How to ignore corrupted files?

507 views Asked by At

How to loop through a directory in Python and open wave files that are good whilst ignoring bad (corrupted) ones?

I want to open various wave files from a directory. However, some of these files may be corrupted, some may not be to specification. In particular there will be files in that directory which when trying to open them will raise the error:

wave.Error: file does not start with RIFF id

I want to ignore those files. I want to catch the error and continue with the loop. How can this be done?

My code:

for file_path in files:
            sig=0
            file = str(file_path)
            sig, wave_params = DataGenerator.open_wave(file)
            if sig == 0:
                print(
                    'WARNING: Could not open wave file during data creation: ' + file)
                continue
            if wave_params[0] != 1:
                print("WARNING: Wrong NUMBER OF CHANNELS in " + file)
                txt.write(
                    "WARNING: Wrong NUMBER OF CHANNELS in " + file + "\n")
                continue
            if wave_params[1] != 2:
                print("WARNING: Wrong SAMPLE WIDTH in " + file)
                txt.write("WARNING: Wrong SAMPLE WIDTH in " + file + "\n")
                continue
            if wave_params[2] != RATE:
                print("WARNING: Wrong FRAME RATE in " + file)
                txt.write("WARNING: Wrong FRAME RATE in " + file + "\n")
                continue
            if wave_params[3] != SAMPLES:
                print("WARNING: Wrong NUMBER OF SAMPLES in " + file)
                txt.write(
                    "WARNING: Wrong NUMBER OF SAMPLES in " + file + "\n")
                continue
            if wave_params[4] != 'NONE':
                print("WARNING: Wrong comptype: " + file)
                txt.write("WARNING: Wrong comptype: " + file + "\n")
                continue
            if wave_params[5] != 'not compressed':
                print("WARNING: File appears to be compressed " + file)
                txt.write(
                    "WARNING: File appears to be compressed " + file + "\n")
                continue
            if bit_depth != (wave_params[2] * (2**4) * wave_params[1]):
                print("WARNING: Wring bit depth in " + file)
                txt.write("WARNING: Wring bit depth in " + file + "\n")
                continue
            if isinstance(sig, int):
                print("WARNING: No signal in " + file)
                txt.write("WARNING: No signal in " + file + "\n")
                continue

My code for opening the wave file:

    def open_wave(sound_file):
    """
    Open wave file
    Links:
         https://stackoverflow.com/questions/16778878/python-write-a-wav-file-into-numpy-float-array
         https://stackoverflow.com/questions/2060628/reading-wav-files-in-python
    """
    if Path(sound_file).is_file():
        sig = 0
        with wave.open(sound_file, 'rb') as f:
            n_channels = f.getnchannels()
            samp_width = f.getsampwidth()
            frame_rate = f.getframerate()
            num_frames = f.getnframes()
            wav_params = f.getparams()
            snd = f.readframes(num_frames)
        audio_as_np_int16 = np.frombuffer(snd, dtype=np.int16)
        sig = audio_as_np_int16.astype(np.float32)
        return sig, wav_params
    else:
        print('ERROR: File ' + sound_file + ' does not exist. BAD.')
        print("Problem with openng wave file")
        exit(1)

The missing lines which scale the output of the wave file correctly is done on purpose.

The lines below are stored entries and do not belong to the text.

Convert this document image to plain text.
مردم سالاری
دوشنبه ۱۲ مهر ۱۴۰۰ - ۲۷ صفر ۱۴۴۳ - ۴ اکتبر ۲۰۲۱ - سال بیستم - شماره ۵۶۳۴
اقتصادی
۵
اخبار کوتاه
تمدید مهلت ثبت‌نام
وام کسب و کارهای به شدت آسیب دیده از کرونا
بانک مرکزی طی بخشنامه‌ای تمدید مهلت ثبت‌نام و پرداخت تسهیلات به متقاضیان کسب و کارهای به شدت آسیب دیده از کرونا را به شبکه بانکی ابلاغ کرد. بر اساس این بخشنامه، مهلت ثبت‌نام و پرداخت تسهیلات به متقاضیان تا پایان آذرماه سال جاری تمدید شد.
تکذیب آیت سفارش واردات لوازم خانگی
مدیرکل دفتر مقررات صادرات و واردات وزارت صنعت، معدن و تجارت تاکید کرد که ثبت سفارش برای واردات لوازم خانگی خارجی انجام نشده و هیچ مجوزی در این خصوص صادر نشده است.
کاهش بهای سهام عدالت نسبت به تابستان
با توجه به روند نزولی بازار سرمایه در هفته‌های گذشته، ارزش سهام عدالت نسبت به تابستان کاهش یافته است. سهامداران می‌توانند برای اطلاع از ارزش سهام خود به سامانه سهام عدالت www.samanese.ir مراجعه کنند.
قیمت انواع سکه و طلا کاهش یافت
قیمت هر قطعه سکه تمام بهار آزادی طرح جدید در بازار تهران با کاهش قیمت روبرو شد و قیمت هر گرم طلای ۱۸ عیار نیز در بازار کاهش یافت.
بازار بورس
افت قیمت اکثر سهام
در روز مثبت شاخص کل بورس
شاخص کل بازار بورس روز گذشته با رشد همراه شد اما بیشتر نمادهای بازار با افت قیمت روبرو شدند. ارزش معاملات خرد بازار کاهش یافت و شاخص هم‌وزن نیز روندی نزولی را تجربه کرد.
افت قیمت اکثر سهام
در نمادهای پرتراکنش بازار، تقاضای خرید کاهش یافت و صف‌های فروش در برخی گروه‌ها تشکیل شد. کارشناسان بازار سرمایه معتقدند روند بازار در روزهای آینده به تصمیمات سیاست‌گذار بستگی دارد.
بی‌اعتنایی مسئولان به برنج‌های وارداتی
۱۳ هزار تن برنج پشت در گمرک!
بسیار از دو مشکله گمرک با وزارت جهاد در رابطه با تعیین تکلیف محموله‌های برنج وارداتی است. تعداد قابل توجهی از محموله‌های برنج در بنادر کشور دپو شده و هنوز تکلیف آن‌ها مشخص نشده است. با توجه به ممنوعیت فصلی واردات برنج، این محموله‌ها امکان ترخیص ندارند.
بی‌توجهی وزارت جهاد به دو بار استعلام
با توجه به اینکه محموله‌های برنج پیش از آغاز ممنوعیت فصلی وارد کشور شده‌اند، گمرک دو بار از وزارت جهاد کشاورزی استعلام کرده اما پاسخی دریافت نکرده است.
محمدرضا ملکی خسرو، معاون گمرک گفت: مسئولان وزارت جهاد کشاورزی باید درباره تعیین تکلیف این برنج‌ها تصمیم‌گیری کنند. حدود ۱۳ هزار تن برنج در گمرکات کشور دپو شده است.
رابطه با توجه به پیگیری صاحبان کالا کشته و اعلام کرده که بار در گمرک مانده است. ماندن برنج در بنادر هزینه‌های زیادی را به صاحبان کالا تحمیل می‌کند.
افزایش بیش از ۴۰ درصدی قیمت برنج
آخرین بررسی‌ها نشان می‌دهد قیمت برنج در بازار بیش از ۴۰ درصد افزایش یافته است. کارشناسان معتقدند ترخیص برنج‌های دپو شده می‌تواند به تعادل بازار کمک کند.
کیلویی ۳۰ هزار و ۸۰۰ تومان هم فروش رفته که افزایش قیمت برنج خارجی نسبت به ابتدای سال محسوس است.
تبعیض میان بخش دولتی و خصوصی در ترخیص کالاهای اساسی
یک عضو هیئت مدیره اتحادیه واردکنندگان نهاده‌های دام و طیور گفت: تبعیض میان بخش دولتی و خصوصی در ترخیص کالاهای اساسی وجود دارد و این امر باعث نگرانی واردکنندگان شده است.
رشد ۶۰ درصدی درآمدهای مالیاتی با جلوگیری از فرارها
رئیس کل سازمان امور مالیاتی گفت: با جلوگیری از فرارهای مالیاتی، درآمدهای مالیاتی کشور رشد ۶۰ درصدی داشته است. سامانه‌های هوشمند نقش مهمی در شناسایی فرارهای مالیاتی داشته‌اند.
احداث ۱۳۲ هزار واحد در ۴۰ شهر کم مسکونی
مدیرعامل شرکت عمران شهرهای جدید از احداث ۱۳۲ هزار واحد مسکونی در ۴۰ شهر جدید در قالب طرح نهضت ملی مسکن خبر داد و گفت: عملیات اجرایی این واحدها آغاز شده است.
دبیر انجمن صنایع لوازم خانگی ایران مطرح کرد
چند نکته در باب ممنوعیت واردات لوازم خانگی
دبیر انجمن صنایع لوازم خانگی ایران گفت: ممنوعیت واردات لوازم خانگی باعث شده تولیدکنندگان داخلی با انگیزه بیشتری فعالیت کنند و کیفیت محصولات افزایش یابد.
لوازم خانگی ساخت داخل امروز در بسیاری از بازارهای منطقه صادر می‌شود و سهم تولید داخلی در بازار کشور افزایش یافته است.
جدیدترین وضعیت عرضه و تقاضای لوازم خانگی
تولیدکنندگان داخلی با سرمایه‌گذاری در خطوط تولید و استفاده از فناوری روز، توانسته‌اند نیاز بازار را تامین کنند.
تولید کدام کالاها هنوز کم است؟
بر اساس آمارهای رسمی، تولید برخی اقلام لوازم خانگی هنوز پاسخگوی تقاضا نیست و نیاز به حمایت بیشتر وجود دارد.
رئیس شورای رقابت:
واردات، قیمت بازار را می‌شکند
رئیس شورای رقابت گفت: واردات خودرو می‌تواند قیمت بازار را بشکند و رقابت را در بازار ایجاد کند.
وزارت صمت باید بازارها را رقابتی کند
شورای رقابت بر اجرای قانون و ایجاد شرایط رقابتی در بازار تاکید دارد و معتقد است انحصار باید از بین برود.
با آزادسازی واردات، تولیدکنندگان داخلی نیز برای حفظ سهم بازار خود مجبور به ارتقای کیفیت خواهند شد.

I am interested in how to catch the error mentioned above. A tipp of how to open wave files defensively would be nice, too. That is how can I simply ignore wave files that throw errors?

2

There are 2 answers

0
ti7 On BEST ANSWER

just wrap your function in a try:except block

for file_path in files:
    sig=0
    file = str(file_path)
    try:  # attempt to use `open_wave`
        sig, wave_params = DataGenerator.open_wave(file)
    except wave.Error as ex:
        print(f"caught Exception reading '{file}': {repr(ex)}")
        continue  # next file_path
    # opportunity to catch other or more generic Exceptions
    ...  # rest of loop
0
Grimmace_23 On

You could make use of a try-catch block. where you 'try' accessing the file and you catch a potential exception. here you could just make a 'pass'